In dieser Straße in Köln-Kalk steht ein Haus, in dem die 32-jährige Jana ihr gestohlenes Handy geortet hat.

In der Nacht zum 21. Januar haben Handydiebe in zwei Clubs und einem Hotel in Köln mehrere Smartphones gestohlen.

Es ist ziemlich genau 2.45 Uhr in der Nacht zum vorvergangenen Sonntag, als die Stimmung bei Jana Zimmermann (Name geändert) jäh umschlägt von ausgelassen in erschrocken. Der Reißverschluss an ihrer Handtasche, die die 32-Jährige um die Schulter trägt, ist geöffnet, ihr Smartphone fehlt. Fast zeitgleich bemerkt ihre Freundin, die mit Zimmermann Karneval in einem Hotel in der Innenstadt feiert, dass auch ihr Handy gestohlen wurde.

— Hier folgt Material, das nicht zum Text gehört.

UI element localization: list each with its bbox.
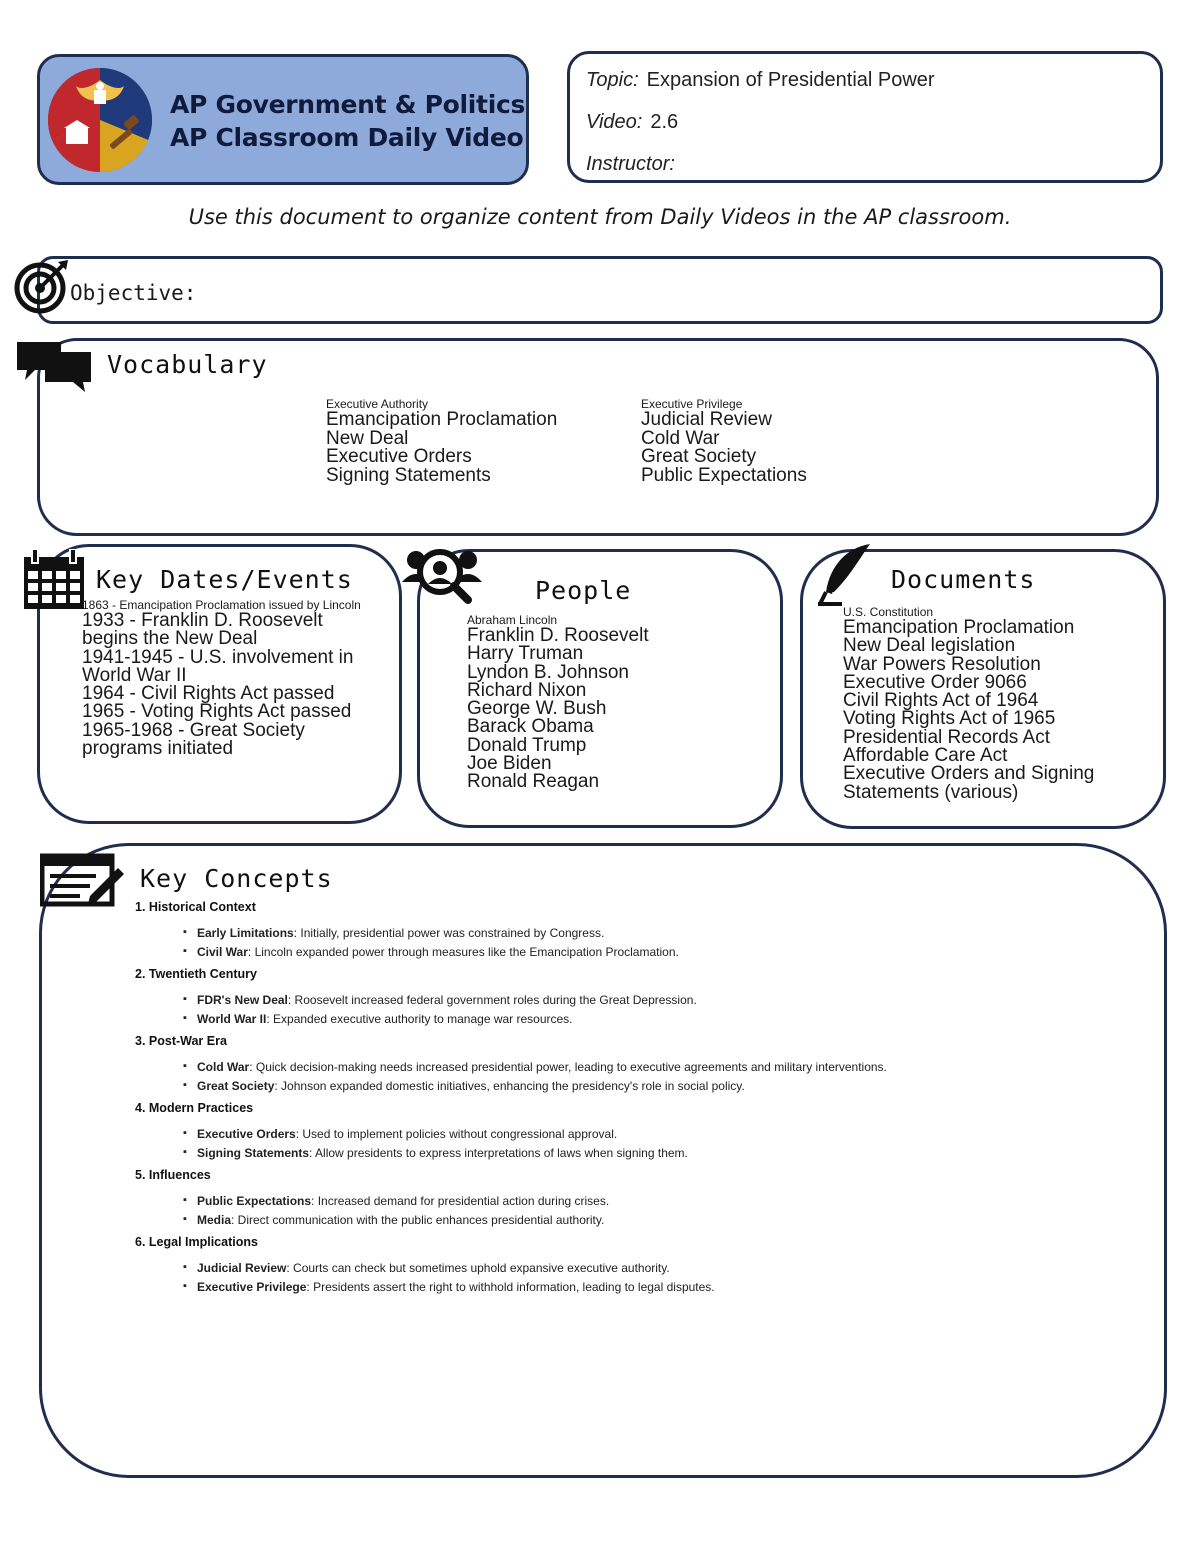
bullet-icon: ▪ bbox=[183, 1127, 187, 1139]
objective-field[interactable] bbox=[37, 256, 1163, 324]
concept-term: Great Society bbox=[197, 1079, 275, 1093]
concept-heading: 6. Legal Implications bbox=[135, 1235, 258, 1249]
list-item: Ronald Reagan bbox=[467, 771, 600, 793]
concept-item bbox=[135, 1125, 1135, 1144]
concept-item bbox=[135, 943, 1135, 962]
documents-list bbox=[843, 605, 1153, 802]
bullet-icon: ▪ bbox=[183, 926, 187, 938]
concept-heading: 5. Influences bbox=[135, 1168, 211, 1182]
concept-term: Executive Orders bbox=[197, 1127, 296, 1141]
quill-pen-icon bbox=[816, 542, 874, 608]
concept-group bbox=[135, 1234, 1135, 1297]
concept-term: Cold War bbox=[197, 1060, 250, 1074]
concept-text: : Roosevelt increased federal government roles during the Great Depression. bbox=[287, 993, 697, 1007]
list-item: Harry Truman bbox=[467, 643, 584, 665]
list-item: Voting Rights Act of 1965 bbox=[843, 708, 1056, 730]
list-item: George W. Bush bbox=[467, 698, 607, 720]
list-item: Executive Orders and Signing Statements (various) bbox=[843, 763, 1095, 803]
concept-group bbox=[135, 966, 1135, 1029]
list-item: Joe Biden bbox=[467, 753, 552, 775]
instructor-label: Instructor: bbox=[586, 153, 675, 175]
video-row bbox=[586, 111, 678, 134]
vocab-term: Judicial Review bbox=[641, 409, 772, 430]
topic-value[interactable]: Expansion of Presidential Power bbox=[646, 69, 935, 91]
concept-term: Signing Statements bbox=[197, 1146, 310, 1160]
concept-group bbox=[135, 1033, 1135, 1096]
concept-item bbox=[135, 991, 1135, 1010]
list-item: Affordable Care Act bbox=[843, 745, 1008, 767]
list-item: New Deal legislation bbox=[843, 635, 1016, 657]
bullet-icon: ▪ bbox=[183, 1079, 187, 1091]
list-item: 1964 - Civil Rights Act passed bbox=[82, 683, 335, 705]
concept-heading: 2. Twentieth Century bbox=[135, 967, 258, 981]
list-item: Barack Obama bbox=[467, 716, 594, 738]
list-item: 1941-1945 - U.S. involvement in World War II bbox=[82, 646, 354, 686]
concept-heading: 3. Post-War Era bbox=[135, 1034, 227, 1048]
target-icon bbox=[14, 258, 70, 314]
list-item: Civil Rights Act of 1964 bbox=[843, 690, 1039, 712]
vocab-term: Executive Authority bbox=[326, 397, 429, 411]
vocab-term: Public Expectations bbox=[641, 464, 807, 486]
list-item: 1965 - Voting Rights Act passed bbox=[82, 701, 352, 723]
vocab-term: New Deal bbox=[326, 427, 409, 449]
instructor-row[interactable] bbox=[586, 153, 683, 176]
concept-heading: 4. Modern Practices bbox=[135, 1101, 254, 1115]
vocabulary-title: Vocabulary bbox=[107, 350, 268, 379]
concept-item bbox=[135, 1058, 1135, 1077]
concept-term: World War II bbox=[197, 1012, 267, 1026]
concept-item bbox=[135, 1211, 1135, 1230]
vocab-term: Executive Privilege bbox=[641, 397, 743, 411]
concept-term: Executive Privilege bbox=[197, 1280, 307, 1294]
bullet-icon: ▪ bbox=[183, 1012, 187, 1024]
concept-text: : Lincoln expanded power through measures like the Emancipation Proclamation. bbox=[247, 945, 679, 959]
concept-text: : Initially, presidential power was constrained by Congress. bbox=[293, 926, 605, 940]
list-item: 1933 - Franklin D. Roosevelt begins the New Deal bbox=[82, 610, 323, 650]
concept-term: FDR's New Deal bbox=[197, 993, 288, 1007]
topic-label: Topic: bbox=[586, 69, 639, 91]
list-item: Executive Order 9066 bbox=[843, 671, 1027, 693]
video-label: Video: bbox=[586, 111, 643, 133]
header-title-line-1: AP Government & Politics bbox=[170, 90, 526, 119]
bullet-icon: ▪ bbox=[183, 1146, 187, 1158]
list-item: 1965-1968 - Great Society programs initiated bbox=[82, 719, 305, 760]
concept-term: Media bbox=[197, 1213, 232, 1227]
vocab-term: Cold War bbox=[641, 427, 720, 449]
list-item: Presidential Records Act bbox=[843, 726, 1050, 748]
bullet-icon: ▪ bbox=[183, 1194, 187, 1206]
concept-text: : Quick decision-making needs increased presidential power, leading to executive agreements and military interventions. bbox=[249, 1060, 887, 1074]
concept-group bbox=[135, 899, 1135, 962]
header-title bbox=[170, 88, 525, 154]
concept-item bbox=[135, 1077, 1135, 1096]
concept-text: : Direct communication with the public enhances presidential authority. bbox=[231, 1213, 605, 1227]
concept-text: : Courts can check but sometimes uphold expansive executive authority. bbox=[286, 1261, 670, 1275]
bullet-icon: ▪ bbox=[183, 1261, 187, 1273]
concept-item bbox=[135, 1278, 1135, 1297]
key-concepts-title: Key Concepts bbox=[140, 864, 333, 893]
bullet-icon: ▪ bbox=[183, 1280, 187, 1292]
people-search-icon bbox=[402, 546, 482, 604]
concept-text: : Johnson expanded domestic initiatives, enhancing the presidency's role in social policy. bbox=[274, 1079, 745, 1093]
list-item: 1863 - Emancipation Proclamation issued by Lincoln bbox=[82, 598, 361, 612]
vocabulary-column-2 bbox=[641, 397, 807, 485]
speech-bubbles-icon bbox=[15, 338, 93, 394]
concept-term: Public Expectations bbox=[197, 1194, 312, 1208]
concept-item bbox=[135, 924, 1135, 943]
list-item: Franklin D. Roosevelt bbox=[467, 625, 649, 646]
concept-text: : Presidents assert the right to withhold information, leading to legal disputes. bbox=[306, 1280, 715, 1294]
concept-text: : Expanded executive authority to manage war resources. bbox=[266, 1012, 573, 1026]
concept-term: Judicial Review bbox=[197, 1261, 287, 1275]
key-concepts-list bbox=[135, 899, 1135, 1301]
concept-term: Early Limitations bbox=[197, 926, 294, 940]
concept-item bbox=[135, 1259, 1135, 1278]
vocab-term: Emancipation Proclamation bbox=[326, 409, 558, 430]
notes-pencil-icon bbox=[40, 852, 124, 908]
header-title-line-2: AP Classroom Daily Video bbox=[170, 123, 524, 152]
list-item: Emancipation Proclamation bbox=[843, 617, 1075, 638]
concept-term: Civil War bbox=[197, 945, 248, 959]
topic-row bbox=[586, 69, 935, 92]
concept-item bbox=[135, 1010, 1135, 1029]
people-list bbox=[467, 613, 767, 792]
list-item: War Powers Resolution bbox=[843, 653, 1041, 675]
vocab-term: Executive Orders bbox=[326, 446, 472, 467]
list-item: U.S. Constitution bbox=[843, 605, 934, 619]
concept-text: : Increased demand for presidential action during crises. bbox=[311, 1194, 610, 1208]
concept-item bbox=[135, 1144, 1135, 1163]
bullet-icon: ▪ bbox=[183, 945, 187, 957]
list-item: Richard Nixon bbox=[467, 679, 587, 701]
vocabulary-column-1 bbox=[326, 397, 557, 485]
concept-text: : Allow presidents to express interpretations of laws when signing them. bbox=[309, 1146, 688, 1160]
concept-group bbox=[135, 1167, 1135, 1230]
concept-item bbox=[135, 1192, 1135, 1211]
concept-group bbox=[135, 1100, 1135, 1163]
video-value[interactable]: 2.6 bbox=[650, 111, 679, 133]
bullet-icon: ▪ bbox=[183, 1213, 187, 1225]
key-dates-list bbox=[82, 598, 382, 758]
instructions-text: Use this document to organize content from Daily Videos in the AP classroom. bbox=[188, 205, 1012, 229]
list-item: Abraham Lincoln bbox=[467, 613, 558, 627]
bullet-icon: ▪ bbox=[183, 1060, 187, 1072]
people-title: People bbox=[535, 576, 632, 605]
concept-heading: 1. Historical Context bbox=[135, 900, 256, 914]
documents-title: Documents bbox=[891, 565, 1036, 594]
government-seal-logo bbox=[46, 66, 154, 174]
list-item: Donald Trump bbox=[467, 734, 587, 756]
bullet-icon: ▪ bbox=[183, 993, 187, 1005]
objective-label: Objective: bbox=[70, 281, 197, 305]
calendar-icon bbox=[22, 549, 88, 611]
list-item: Lyndon B. Johnson bbox=[467, 661, 629, 683]
vocab-term: Great Society bbox=[641, 446, 757, 467]
concept-text: : Used to implement policies without congressional approval. bbox=[295, 1127, 618, 1141]
key-dates-title: Key Dates/Events bbox=[96, 565, 353, 594]
vocab-term: Signing Statements bbox=[326, 464, 491, 486]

Vom Personal an der Rezeption erfährt Jana Zimmermann, dass es sogar noch weitere Opfer gibt. Offenbar haben Diebe reiche Beute in dem Festsaal gemacht, am Ende der Nacht ist die Rede von mindestens zwölf gestohlenen Handys, Portemonnaies und angeblich auch einer Uhr im Wert von mehreren hunderttausend Euro. Und obwohl Jana Zimmermann nur kurz darauf den Standort ihres gestohlenen Smartphones bis auf einige Meter genau eingrenzen kann, ist die Kölner Kripo offenbar bis heute machtlos. Die Beute und die Diebe bleiben verschwunden. Und Jana Zimmermann hadert mit der Polizei.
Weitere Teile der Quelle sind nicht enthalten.